Mortgage: -$320,133.64 @ 2.65%

I generally follow financial responsibility guidelines set by people like Dave Ramsey. These guidelines include paying off all debt, having an emergency fund, investing a percent of household income in retirement, saving for large future expenses, paying off your home early, etc. I stick to most of these rules, all except paying off the home early.

With mortgage rates as low as they are, I believe it is more beneficial to invest extra funds rather than put those extra funds towards paying off the house early. If I can earn a profit greater than 2.65% on my investments, then that money is worth more if it is invested rather than putting it towards the house in order to pay less interest on my mortgage.

This isn’t to say that I won’t ever put any extra funds towards my mortgage, I do plan on paying extra when situations like job raises and bonuses occur.

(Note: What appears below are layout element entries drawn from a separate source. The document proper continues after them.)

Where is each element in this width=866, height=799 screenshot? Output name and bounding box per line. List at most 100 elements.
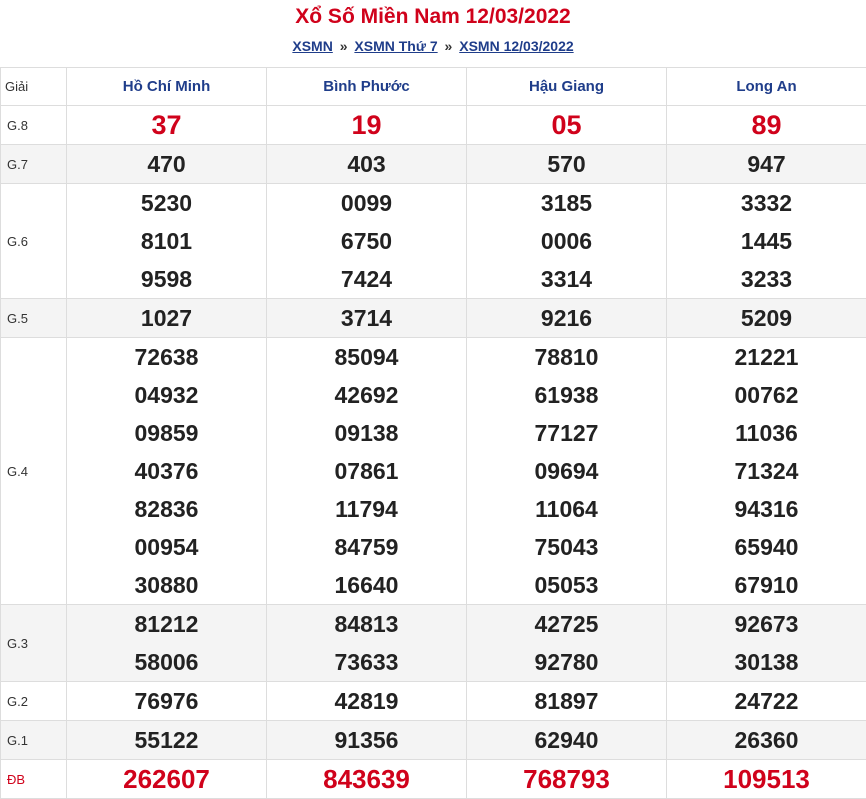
result-number: 21221	[667, 338, 866, 376]
result-cell: 4272592780	[467, 605, 667, 682]
result-cell: 05	[467, 106, 667, 145]
result-number: 470	[67, 145, 266, 183]
breadcrumb-link-xsmn[interactable]: XSMN	[292, 38, 332, 54]
result-number: 1445	[667, 222, 866, 260]
result-cell: 8481373633	[267, 605, 467, 682]
result-number: 1027	[67, 299, 266, 337]
result-number: 3332	[667, 184, 866, 222]
result-number: 92780	[467, 643, 666, 681]
result-number: 0099	[267, 184, 466, 222]
result-number: 30138	[667, 643, 866, 681]
result-cell: 9216	[467, 299, 667, 338]
result-number: 84813	[267, 605, 466, 643]
result-number: 11794	[267, 490, 466, 528]
result-cell: 78810619387712709694110647504305053	[467, 338, 667, 605]
prize-label: G.5	[1, 299, 67, 338]
result-number: 81212	[67, 605, 266, 643]
result-number: 42819	[267, 682, 466, 720]
prize-label: G.2	[1, 682, 67, 721]
result-number: 09694	[467, 452, 666, 490]
prize-label: G.1	[1, 721, 67, 760]
result-cell: 21221007621103671324943166594067910	[667, 338, 866, 605]
province-header[interactable]: Bình Phước	[267, 68, 467, 106]
result-number: 61938	[467, 376, 666, 414]
province-header[interactable]: Long An	[667, 68, 866, 106]
result-number: 92673	[667, 605, 866, 643]
result-number: 75043	[467, 528, 666, 566]
breadcrumb-separator: »	[442, 38, 456, 54]
result-cell: 42819	[267, 682, 467, 721]
result-cell: 470	[67, 145, 267, 184]
result-number: 42692	[267, 376, 466, 414]
prize-label: G.7	[1, 145, 67, 184]
result-cell: 109513	[667, 760, 866, 799]
result-cell: 009967507424	[267, 184, 467, 299]
result-cell: 523081019598	[67, 184, 267, 299]
result-cell: 24722	[667, 682, 866, 721]
result-number: 9598	[67, 260, 266, 298]
result-number: 37	[67, 106, 266, 144]
prize-row: G.51027371492165209	[1, 299, 866, 338]
result-number: 77127	[467, 414, 666, 452]
special-prize-number: 262607	[67, 760, 266, 798]
result-number: 62940	[467, 721, 666, 759]
result-cell: 26360	[667, 721, 866, 760]
prize-label: G.8	[1, 106, 67, 145]
result-number: 26360	[667, 721, 866, 759]
result-number: 82836	[67, 490, 266, 528]
result-cell: 403	[267, 145, 467, 184]
result-number: 00762	[667, 376, 866, 414]
province-header[interactable]: Hồ Chí Minh	[67, 68, 267, 106]
result-number: 8101	[67, 222, 266, 260]
result-cell: 8121258006	[67, 605, 267, 682]
prize-label: G.4	[1, 338, 67, 605]
page-title: Xổ Số Miền Nam 12/03/2022	[0, 0, 866, 34]
special-prize-number: 109513	[667, 760, 866, 798]
result-number: 07861	[267, 452, 466, 490]
result-number: 09859	[67, 414, 266, 452]
result-number: 65940	[667, 528, 866, 566]
result-number: 94316	[667, 490, 866, 528]
result-cell: 768793	[467, 760, 667, 799]
prize-row: G.38121258006848137363342725927809267330…	[1, 605, 866, 682]
breadcrumb-link-xsmn-date[interactable]: XSMN 12/03/2022	[459, 38, 573, 54]
result-number: 89	[667, 106, 866, 144]
prize-row: G.837190589	[1, 106, 866, 145]
prize-row: G.276976428198189724722	[1, 682, 866, 721]
result-number: 67910	[667, 566, 866, 604]
result-number: 84759	[267, 528, 466, 566]
result-number: 5209	[667, 299, 866, 337]
prize-label: ĐB	[1, 760, 67, 799]
result-cell: 9267330138	[667, 605, 866, 682]
result-number: 78810	[467, 338, 666, 376]
result-number: 3233	[667, 260, 866, 298]
result-number: 0006	[467, 222, 666, 260]
result-number: 00954	[67, 528, 266, 566]
result-number: 5230	[67, 184, 266, 222]
result-cell: 1027	[67, 299, 267, 338]
result-cell: 3714	[267, 299, 467, 338]
result-cell: 81897	[467, 682, 667, 721]
result-number: 570	[467, 145, 666, 183]
prize-row: G.65230810195980099675074243185000633143…	[1, 184, 866, 299]
breadcrumb-link-xsmn-thu-7[interactable]: XSMN Thứ 7	[354, 38, 437, 54]
result-number: 6750	[267, 222, 466, 260]
breadcrumb-separator: »	[337, 38, 351, 54]
result-cell: 89	[667, 106, 866, 145]
prize-column-header: Giải	[1, 68, 67, 106]
result-cell: 37	[67, 106, 267, 145]
result-number: 9216	[467, 299, 666, 337]
result-number: 40376	[67, 452, 266, 490]
special-prize-number: 768793	[467, 760, 666, 798]
result-cell: 262607	[67, 760, 267, 799]
prize-row: G.47263804932098594037682836009543088085…	[1, 338, 866, 605]
result-number: 24722	[667, 682, 866, 720]
result-cell: 843639	[267, 760, 467, 799]
result-number: 3185	[467, 184, 666, 222]
result-cell: 318500063314	[467, 184, 667, 299]
result-number: 71324	[667, 452, 866, 490]
prize-row: ĐB262607843639768793109513	[1, 760, 866, 799]
result-cell: 62940	[467, 721, 667, 760]
province-header[interactable]: Hậu Giang	[467, 68, 667, 106]
result-number: 05	[467, 106, 666, 144]
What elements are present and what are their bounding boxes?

I also round up my mortgage bill to the nearest hundred dollars and have those extra few bucks paying off the principal owed. However, for the most part I plan on making my regular mortgage payment.

It’s Simple Math

Now that we have broken out the assets and liabilities, take their totals and subtract them and that is how you get your net worth. $111k is where we lie for the start of November 2021. Overall, I love seeing the net worth increase a little and I hope I am able to continue doing that month over month.

This month was great, the house appreciated and we made some great purchases that will pay us dividends for the long term, all of which will continue to add to my net worth and build passive income in the long run.